13Ce faisant, il s’agit de protéger à la fois le bien professionnel lui-même mais aussi le conjoint qui n’en est pas propriétaire. Protéger le bien professionnel car, en l’excluant du calcul de la créance de participation, ce bien n’est pas menacé dès lors qu’en principe, son propriétaire n’aura pas à le vendre pour s’acquitter du paiement de la créance de participation. L’exclusion protège aussi le conjoint qui n’est pas le propriétaire exploitant de ce bien car il percevra une portion des revenus procurés par l’exploitation dudit bien, tout en ayant la certitude qu’une éventuelle moins-value ne viendra pas amoindrir le montant de la créance de participation. Incontestablement, le régime de participation aux acquêts avec clause d’exclusion des biens professionnels s’avère donc animé par un esprit séparatiste.
14Cela étant si l’on considère, comme certains auteurs tendent à le faire, que cette clause confère au conjoint professionnel un avantage matrimonial, alors cette notion typique du régime de communauté, évince totalement l’esprit du contrat de mariage volontairement rédigé pour produire certains effets5.
15La révocation, si elle est prononcée, engendrerait une prise en compte du bien professionnel dans le calcul de la créance de participation.

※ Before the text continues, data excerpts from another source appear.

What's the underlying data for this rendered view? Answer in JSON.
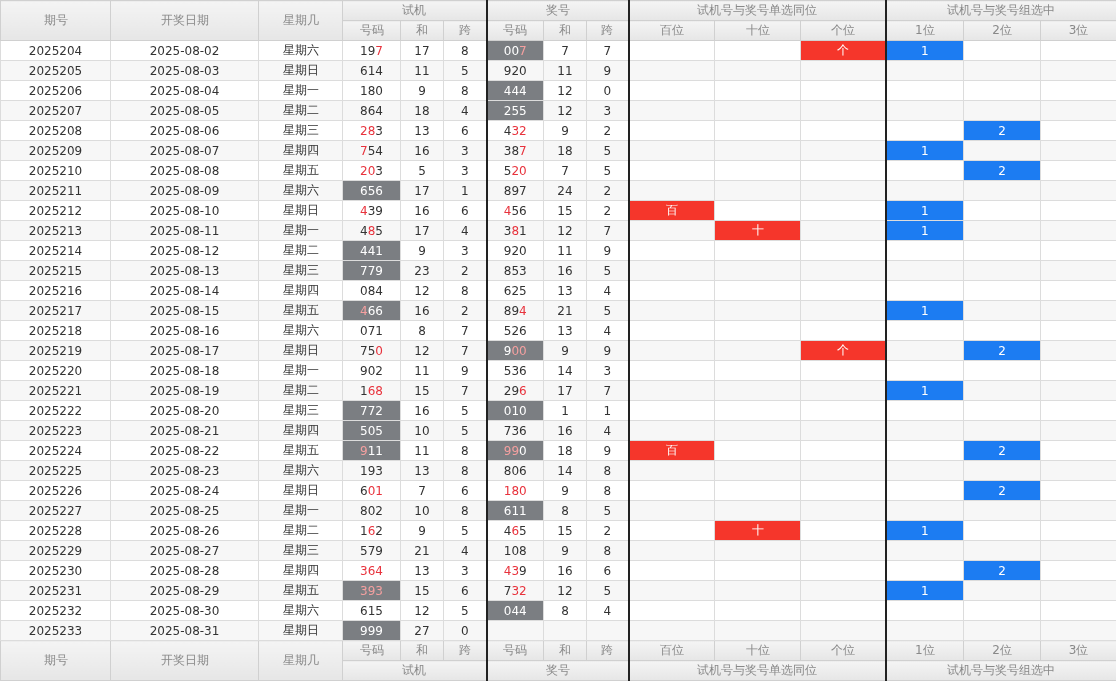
{
  "header": {
    "columns": [
      "期号",
      "开奖日期",
      "星期几"
    ],
    "groups": [
      {
        "title": "试机",
        "sub": [
          "号码",
          "和",
          "跨"
        ]
      },
      {
        "title": "奖号",
        "sub": [
          "号码",
          "和",
          "跨"
        ]
      },
      {
        "title": "试机号与奖号单选同位",
        "sub": [
          "百位",
          "十位",
          "个位"
        ]
      },
      {
        "title": "试机号与奖号组选中",
        "sub": [
          "1位",
          "2位",
          "3位"
        ]
      }
    ]
  },
  "rows": [
    {
      "period": "2025204",
      "date": "2025-08-02",
      "weekday": "星期六",
      "test": {
        "text": "197",
        "red": [
          false,
          false,
          true
        ],
        "shaded": false
      },
      "test_sum": "17",
      "test_span": "8",
      "prize": {
        "text": "007",
        "red": [
          false,
          false,
          true
        ],
        "shaded": true
      },
      "prize_sum": "7",
      "prize_span": "7",
      "same": [
        {
          "hit": false
        },
        {
          "hit": false
        },
        {
          "hit": true,
          "text": "个"
        }
      ],
      "group": [
        {
          "hit": true,
          "text": "1"
        },
        {
          "hit": false
        },
        {
          "hit": false
        }
      ]
    },
    {
      "period": "2025205",
      "date": "2025-08-03",
      "weekday": "星期日",
      "test": {
        "text": "614",
        "red": [
          false,
          false,
          false
        ],
        "shaded": false
      },
      "test_sum": "11",
      "test_span": "5",
      "prize": {
        "text": "920",
        "red": [
          false,
          false,
          false
        ],
        "shaded": false
      },
      "prize_sum": "11",
      "prize_span": "9",
      "same": [
        {
          "hit": false
        },
        {
          "hit": false
        },
        {
          "hit": false
        }
      ],
      "group": [
        {
          "hit": false
        },
        {
          "hit": false
        },
        {
          "hit": false
        }
      ]
    },
    {
      "period": "2025206",
      "date": "2025-08-04",
      "weekday": "星期一",
      "test": {
        "text": "180",
        "red": [
          false,
          false,
          false
        ],
        "shaded": false
      },
      "test_sum": "9",
      "test_span": "8",
      "prize": {
        "text": "444",
        "red": [
          false,
          false,
          false
        ],
        "shaded": true
      },
      "prize_sum": "12",
      "prize_span": "0",
      "same": [
        {
          "hit": false
        },
        {
          "hit": false
        },
        {
          "hit": false
        }
      ],
      "group": [
        {
          "hit": false
        },
        {
          "hit": false
        },
        {
          "hit": false
        }
      ]
    },
    {
      "period": "2025207",
      "date": "2025-08-05",
      "weekday": "星期二",
      "test": {
        "text": "864",
        "red": [
          false,
          false,
          false
        ],
        "shaded": false
      },
      "test_sum": "18",
      "test_span": "4",
      "prize": {
        "text": "255",
        "red": [
          false,
          false,
          false
        ],
        "shaded": true
      },
      "prize_sum": "12",
      "prize_span": "3",
      "same": [
        {
          "hit": false
        },
        {
          "hit": false
        },
        {
          "hit": false
        }
      ],
      "group": [
        {
          "hit": false
        },
        {
          "hit": false
        },
        {
          "hit": false
        }
      ]
    },
    {
      "period": "2025208",
      "date": "2025-08-06",
      "weekday": "星期三",
      "test": {
        "text": "283",
        "red": [
          true,
          true,
          false
        ],
        "shaded": false
      },
      "test_sum": "13",
      "test_span": "6",
      "prize": {
        "text": "432",
        "red": [
          false,
          true,
          true
        ],
        "shaded": false
      },
      "prize_sum": "9",
      "prize_span": "2",
      "same": [
        {
          "hit": false
        },
        {
          "hit": false
        },
        {
          "hit": false
        }
      ],
      "group": [
        {
          "hit": false
        },
        {
          "hit": true,
          "text": "2"
        },
        {
          "hit": false
        }
      ]
    },
    {
      "period": "2025209",
      "date": "2025-08-07",
      "weekday": "星期四",
      "test": {
        "text": "754",
        "red": [
          true,
          false,
          false
        ],
        "shaded": false
      },
      "test_sum": "16",
      "test_span": "3",
      "prize": {
        "text": "387",
        "red": [
          false,
          false,
          true
        ],
        "shaded": false
      },
      "prize_sum": "18",
      "prize_span": "5",
      "same": [
        {
          "hit": false
        },
        {
          "hit": false
        },
        {
          "hit": false
        }
      ],
      "group": [
        {
          "hit": true,
          "text": "1"
        },
        {
          "hit": false
        },
        {
          "hit": false
        }
      ]
    },
    {
      "period": "2025210",
      "date": "2025-08-08",
      "weekday": "星期五",
      "test": {
        "text": "203",
        "red": [
          true,
          true,
          false
        ],
        "shaded": false
      },
      "test_sum": "5",
      "test_span": "3",
      "prize": {
        "text": "520",
        "red": [
          false,
          true,
          true
        ],
        "shaded": false
      },
      "prize_sum": "7",
      "prize_span": "5",
      "same": [
        {
          "hit": false
        },
        {
          "hit": false
        },
        {
          "hit": false
        }
      ],
      "group": [
        {
          "hit": false
        },
        {
          "hit": true,
          "text": "2"
        },
        {
          "hit": false
        }
      ]
    },
    {
      "period": "2025211",
      "date": "2025-08-09",
      "weekday": "星期六",
      "test": {
        "text": "656",
        "red": [
          false,
          false,
          false
        ],
        "shaded": true
      },
      "test_sum": "17",
      "test_span": "1",
      "prize": {
        "text": "897",
        "red": [
          false,
          false,
          false
        ],
        "shaded": false
      },
      "prize_sum": "24",
      "prize_span": "2",
      "same": [
        {
          "hit": false
        },
        {
          "hit": false
        },
        {
          "hit": false
        }
      ],
      "group": [
        {
          "hit": false
        },
        {
          "hit": false
        },
        {
          "hit": false
        }
      ]
    },
    {
      "period": "2025212",
      "date": "2025-08-10",
      "weekday": "星期日",
      "test": {
        "text": "439",
        "red": [
          true,
          false,
          false
        ],
        "shaded": false
      },
      "test_sum": "16",
      "test_span": "6",
      "prize": {
        "text": "456",
        "red": [
          true,
          false,
          false
        ],
        "shaded": false
      },
      "prize_sum": "15",
      "prize_span": "2",
      "same": [
        {
          "hit": true,
          "text": "百"
        },
        {
          "hit": false
        },
        {
          "hit": false
        }
      ],
      "group": [
        {
          "hit": true,
          "text": "1"
        },
        {
          "hit": false
        },
        {
          "hit": false
        }
      ]
    },
    {
      "period": "2025213",
      "date": "2025-08-11",
      "weekday": "星期一",
      "test": {
        "text": "485",
        "red": [
          false,
          true,
          false
        ],
        "shaded": false
      },
      "test_sum": "17",
      "test_span": "4",
      "prize": {
        "text": "381",
        "red": [
          false,
          true,
          false
        ],
        "shaded": false
      },
      "prize_sum": "12",
      "prize_span": "7",
      "same": [
        {
          "hit": false
        },
        {
          "hit": true,
          "text": "十"
        },
        {
          "hit": false
        }
      ],
      "group": [
        {
          "hit": true,
          "text": "1"
        },
        {
          "hit": false
        },
        {
          "hit": false
        }
      ]
    },
    {
      "period": "2025214",
      "date": "2025-08-12",
      "weekday": "星期二",
      "test": {
        "text": "441",
        "red": [
          false,
          false,
          false
        ],
        "shaded": true
      },
      "test_sum": "9",
      "test_span": "3",
      "prize": {
        "text": "920",
        "red": [
          false,
          false,
          false
        ],
        "shaded": false
      },
      "prize_sum": "11",
      "prize_span": "9",
      "same": [
        {
          "hit": false
        },
        {
          "hit": false
        },
        {
          "hit": false
        }
      ],
      "group": [
        {
          "hit": false
        },
        {
          "hit": false
        },
        {
          "hit": false
        }
      ]
    },
    {
      "period": "2025215",
      "date": "2025-08-13",
      "weekday": "星期三",
      "test": {
        "text": "779",
        "red": [
          false,
          false,
          false
        ],
        "shaded": true
      },
      "test_sum": "23",
      "test_span": "2",
      "prize": {
        "text": "853",
        "red": [
          false,
          false,
          false
        ],
        "shaded": false
      },
      "prize_sum": "16",
      "prize_span": "5",
      "same": [
        {
          "hit": false
        },
        {
          "hit": false
        },
        {
          "hit": false
        }
      ],
      "group": [
        {
          "hit": false
        },
        {
          "hit": false
        },
        {
          "hit": false
        }
      ]
    },
    {
      "period": "2025216",
      "date": "2025-08-14",
      "weekday": "星期四",
      "test": {
        "text": "084",
        "red": [
          false,
          false,
          false
        ],
        "shaded": false
      },
      "test_sum": "12",
      "test_span": "8",
      "prize": {
        "text": "625",
        "red": [
          false,
          false,
          false
        ],
        "shaded": false
      },
      "prize_sum": "13",
      "prize_span": "4",
      "same": [
        {
          "hit": false
        },
        {
          "hit": false
        },
        {
          "hit": false
        }
      ],
      "group": [
        {
          "hit": false
        },
        {
          "hit": false
        },
        {
          "hit": false
        }
      ]
    },
    {
      "period": "2025217",
      "date": "2025-08-15",
      "weekday": "星期五",
      "test": {
        "text": "466",
        "red": [
          true,
          false,
          false
        ],
        "shaded": true
      },
      "test_sum": "16",
      "test_span": "2",
      "prize": {
        "text": "894",
        "red": [
          false,
          false,
          true
        ],
        "shaded": false
      },
      "prize_sum": "21",
      "prize_span": "5",
      "same": [
        {
          "hit": false
        },
        {
          "hit": false
        },
        {
          "hit": false
        }
      ],
      "group": [
        {
          "hit": true,
          "text": "1"
        },
        {
          "hit": false
        },
        {
          "hit": false
        }
      ]
    },
    {
      "period": "2025218",
      "date": "2025-08-16",
      "weekday": "星期六",
      "test": {
        "text": "071",
        "red": [
          false,
          false,
          false
        ],
        "shaded": false
      },
      "test_sum": "8",
      "test_span": "7",
      "prize": {
        "text": "526",
        "red": [
          false,
          false,
          false
        ],
        "shaded": false
      },
      "prize_sum": "13",
      "prize_span": "4",
      "same": [
        {
          "hit": false
        },
        {
          "hit": false
        },
        {
          "hit": false
        }
      ],
      "group": [
        {
          "hit": false
        },
        {
          "hit": false
        },
        {
          "hit": false
        }
      ]
    },
    {
      "period": "2025219",
      "date": "2025-08-17",
      "weekday": "星期日",
      "test": {
        "text": "750",
        "red": [
          false,
          false,
          true
        ],
        "shaded": false
      },
      "test_sum": "12",
      "test_span": "7",
      "prize": {
        "text": "900",
        "red": [
          false,
          true,
          true
        ],
        "shaded": true
      },
      "prize_sum": "9",
      "prize_span": "9",
      "same": [
        {
          "hit": false
        },
        {
          "hit": false
        },
        {
          "hit": true,
          "text": "个"
        }
      ],
      "group": [
        {
          "hit": false
        },
        {
          "hit": true,
          "text": "2"
        },
        {
          "hit": false
        }
      ]
    },
    {
      "period": "2025220",
      "date": "2025-08-18",
      "weekday": "星期一",
      "test": {
        "text": "902",
        "red": [
          false,
          false,
          false
        ],
        "shaded": false
      },
      "test_sum": "11",
      "test_span": "9",
      "prize": {
        "text": "536",
        "red": [
          false,
          false,
          false
        ],
        "shaded": false
      },
      "prize_sum": "14",
      "prize_span": "3",
      "same": [
        {
          "hit": false
        },
        {
          "hit": false
        },
        {
          "hit": false
        }
      ],
      "group": [
        {
          "hit": false
        },
        {
          "hit": false
        },
        {
          "hit": false
        }
      ]
    },
    {
      "period": "2025221",
      "date": "2025-08-19",
      "weekday": "星期二",
      "test": {
        "text": "168",
        "red": [
          false,
          true,
          true
        ],
        "shaded": false
      },
      "test_sum": "15",
      "test_span": "7",
      "prize": {
        "text": "296",
        "red": [
          false,
          false,
          true
        ],
        "shaded": false
      },
      "prize_sum": "17",
      "prize_span": "7",
      "same": [
        {
          "hit": false
        },
        {
          "hit": false
        },
        {
          "hit": false
        }
      ],
      "group": [
        {
          "hit": true,
          "text": "1"
        },
        {
          "hit": false
        },
        {
          "hit": false
        }
      ]
    },
    {
      "period": "2025222",
      "date": "2025-08-20",
      "weekday": "星期三",
      "test": {
        "text": "772",
        "red": [
          false,
          false,
          false
        ],
        "shaded": true
      },
      "test_sum": "16",
      "test_span": "5",
      "prize": {
        "text": "010",
        "red": [
          false,
          false,
          false
        ],
        "shaded": true
      },
      "prize_sum": "1",
      "prize_span": "1",
      "same": [
        {
          "hit": false
        },
        {
          "hit": false
        },
        {
          "hit": false
        }
      ],
      "group": [
        {
          "hit": false
        },
        {
          "hit": false
        },
        {
          "hit": false
        }
      ]
    },
    {
      "period": "2025223",
      "date": "2025-08-21",
      "weekday": "星期四",
      "test": {
        "text": "505",
        "red": [
          false,
          false,
          false
        ],
        "shaded": true
      },
      "test_sum": "10",
      "test_span": "5",
      "prize": {
        "text": "736",
        "red": [
          false,
          false,
          false
        ],
        "shaded": false
      },
      "prize_sum": "16",
      "prize_span": "4",
      "same": [
        {
          "hit": false
        },
        {
          "hit": false
        },
        {
          "hit": false
        }
      ],
      "group": [
        {
          "hit": false
        },
        {
          "hit": false
        },
        {
          "hit": false
        }
      ]
    },
    {
      "period": "2025224",
      "date": "2025-08-22",
      "weekday": "星期五",
      "test": {
        "text": "911",
        "red": [
          true,
          false,
          false
        ],
        "shaded": true
      },
      "test_sum": "11",
      "test_span": "8",
      "prize": {
        "text": "990",
        "red": [
          true,
          true,
          false
        ],
        "shaded": true
      },
      "prize_sum": "18",
      "prize_span": "9",
      "same": [
        {
          "hit": true,
          "text": "百"
        },
        {
          "hit": false
        },
        {
          "hit": false
        }
      ],
      "group": [
        {
          "hit": false
        },
        {
          "hit": true,
          "text": "2"
        },
        {
          "hit": false
        }
      ]
    },
    {
      "period": "2025225",
      "date": "2025-08-23",
      "weekday": "星期六",
      "test": {
        "text": "193",
        "red": [
          false,
          false,
          false
        ],
        "shaded": false
      },
      "test_sum": "13",
      "test_span": "8",
      "prize": {
        "text": "806",
        "red": [
          false,
          false,
          false
        ],
        "shaded": false
      },
      "prize_sum": "14",
      "prize_span": "8",
      "same": [
        {
          "hit": false
        },
        {
          "hit": false
        },
        {
          "hit": false
        }
      ],
      "group": [
        {
          "hit": false
        },
        {
          "hit": false
        },
        {
          "hit": false
        }
      ]
    },
    {
      "period": "2025226",
      "date": "2025-08-24",
      "weekday": "星期日",
      "test": {
        "text": "601",
        "red": [
          false,
          true,
          true
        ],
        "shaded": false
      },
      "test_sum": "7",
      "test_span": "6",
      "prize": {
        "text": "180",
        "red": [
          true,
          true,
          true
        ],
        "shaded": false
      },
      "prize_sum": "9",
      "prize_span": "8",
      "same": [
        {
          "hit": false
        },
        {
          "hit": false
        },
        {
          "hit": false
        }
      ],
      "group": [
        {
          "hit": false
        },
        {
          "hit": true,
          "text": "2"
        },
        {
          "hit": false
        }
      ]
    },
    {
      "period": "2025227",
      "date": "2025-08-25",
      "weekday": "星期一",
      "test": {
        "text": "802",
        "red": [
          false,
          false,
          false
        ],
        "shaded": false
      },
      "test_sum": "10",
      "test_span": "8",
      "prize": {
        "text": "611",
        "red": [
          false,
          false,
          false
        ],
        "shaded": true
      },
      "prize_sum": "8",
      "prize_span": "5",
      "same": [
        {
          "hit": false
        },
        {
          "hit": false
        },
        {
          "hit": false
        }
      ],
      "group": [
        {
          "hit": false
        },
        {
          "hit": false
        },
        {
          "hit": false
        }
      ]
    },
    {
      "period": "2025228",
      "date": "2025-08-26",
      "weekday": "星期二",
      "test": {
        "text": "162",
        "red": [
          false,
          true,
          false
        ],
        "shaded": false
      },
      "test_sum": "9",
      "test_span": "5",
      "prize": {
        "text": "465",
        "red": [
          false,
          true,
          false
        ],
        "shaded": false
      },
      "prize_sum": "15",
      "prize_span": "2",
      "same": [
        {
          "hit": false
        },
        {
          "hit": true,
          "text": "十"
        },
        {
          "hit": false
        }
      ],
      "group": [
        {
          "hit": true,
          "text": "1"
        },
        {
          "hit": false
        },
        {
          "hit": false
        }
      ]
    },
    {
      "period": "2025229",
      "date": "2025-08-27",
      "weekday": "星期三",
      "test": {
        "text": "579",
        "red": [
          false,
          false,
          false
        ],
        "shaded": false
      },
      "test_sum": "21",
      "test_span": "4",
      "prize": {
        "text": "108",
        "red": [
          false,
          false,
          false
        ],
        "shaded": false
      },
      "prize_sum": "9",
      "prize_span": "8",
      "same": [
        {
          "hit": false
        },
        {
          "hit": false
        },
        {
          "hit": false
        }
      ],
      "group": [
        {
          "hit": false
        },
        {
          "hit": false
        },
        {
          "hit": false
        }
      ]
    },
    {
      "period": "2025230",
      "date": "2025-08-28",
      "weekday": "星期四",
      "test": {
        "text": "364",
        "red": [
          true,
          true,
          true
        ],
        "shaded": false
      },
      "test_sum": "13",
      "test_span": "3",
      "prize": {
        "text": "439",
        "red": [
          true,
          true,
          false
        ],
        "shaded": false
      },
      "prize_sum": "16",
      "prize_span": "6",
      "same": [
        {
          "hit": false
        },
        {
          "hit": false
        },
        {
          "hit": false
        }
      ],
      "group": [
        {
          "hit": false
        },
        {
          "hit": true,
          "text": "2"
        },
        {
          "hit": false
        }
      ]
    },
    {
      "period": "2025231",
      "date": "2025-08-29",
      "weekday": "星期五",
      "test": {
        "text": "393",
        "red": [
          true,
          true,
          true
        ],
        "shaded": true
      },
      "test_sum": "15",
      "test_span": "6",
      "prize": {
        "text": "732",
        "red": [
          false,
          true,
          true
        ],
        "shaded": false
      },
      "prize_sum": "12",
      "prize_span": "5",
      "same": [
        {
          "hit": false
        },
        {
          "hit": false
        },
        {
          "hit": false
        }
      ],
      "group": [
        {
          "hit": true,
          "text": "1"
        },
        {
          "hit": false
        },
        {
          "hit": false
        }
      ]
    },
    {
      "period": "2025232",
      "date": "2025-08-30",
      "weekday": "星期六",
      "test": {
        "text": "615",
        "red": [
          false,
          false,
          false
        ],
        "shaded": false
      },
      "test_sum": "12",
      "test_span": "5",
      "prize": {
        "text": "044",
        "red": [
          false,
          false,
          false
        ],
        "shaded": true
      },
      "prize_sum": "8",
      "prize_span": "4",
      "same": [
        {
          "hit": false
        },
        {
          "hit": false
        },
        {
          "hit": false
        }
      ],
      "group": [
        {
          "hit": false
        },
        {
          "hit": false
        },
        {
          "hit": false
        }
      ]
    },
    {
      "period": "2025233",
      "date": "2025-08-31",
      "weekday": "星期日",
      "test": {
        "text": "999",
        "red": [
          false,
          false,
          false
        ],
        "shaded": true
      },
      "test_sum": "27",
      "test_span": "0",
      "same": [
        {
          "hit": false
        },
        {
          "hit": false
        },
        {
          "hit": false
        }
      ],
      "group": [
        {
          "hit": false
        },
        {
          "hit": false
        },
        {
          "hit": false
        }
      ]
    }
  ],
  "footer": {
    "columns": [
      "期号",
      "开奖日期",
      "星期几"
    ],
    "groups": [
      {
        "title": "试机",
        "sub": [
          "号码",
          "和",
          "跨"
        ]
      },
      {
        "title": "奖号",
        "sub": [
          "号码",
          "和",
          "跨"
        ]
      },
      {
        "title": "试机号与奖号单选同位",
        "sub": [
          "百位",
          "十位",
          "个位"
        ]
      },
      {
        "title": "试机号与奖号组选中",
        "sub": [
          "1位",
          "2位",
          "3位"
        ]
      }
    ]
  }
}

Ceci pourrait menacer la pérennité de l’exploitation du bien professionnel que l’on risque de vendre pour s’acquitter du paiement de la créance. Ceci pourrait aussi amoindrir la créance de participation en cas de moins-value.
16C’est la raison pour laquelle la Cour d’appel de Paris a jugé que :
« considérer cette clause d’exclusion des biens professionnels comme un avantage matrimonial, qui n’ayant pas déjà produit ses effets serait révoqué de plein droit par le prononcé du divorce, reviendrait à priver d’effet cette disposition qui constitue un élément essentiel du régime de la participation aux acquêts alors que l’avantage matrimonial ne peut que résulter du fonctionnement normal de ce régime »6.
17La solution a cependant fait l’objet d’un certain nombre de critiques et l’on peut dire que l’incertitude demeure.
18Deux conclusions peuvent être tirées de cette solution jurisprudentielle. D’une part, l’on commence aujourd’hui à mesurer les incidences néfastes du régime de révocation des avantages matrimoniaux et des libéralités entre époux qui résulte de la loi du 26 mai 2004. Le nouvel article 265 du Code civil en abandonnant le rôle des l’imputation des torts au profit d’une révocabilité de plein droit a rétroactivement transformé certains anciens contrats de mariage et des actes juridiques en véritables « bombes à retardement ». Rétrospectivement, le nouvel article 265 du Code civil peut bouleverser les prévisions initiales des parties, et l’on comprend qu’il s’avère délicat en cours de mariage de demander au conjoint de consentir à un changement de régime matrimonial dans ces circonstances ! D’autre part, le raisonnement propre au régime de communauté, exprimé ici au travers de la notion d’avantage matrimonial, tend à se diffuser dans d’autres régimes. Le propos se vérifie parfaitement avec la clause de participation aux charges du mariage et l’interprétation qu’en livre désormais la jurisprudence.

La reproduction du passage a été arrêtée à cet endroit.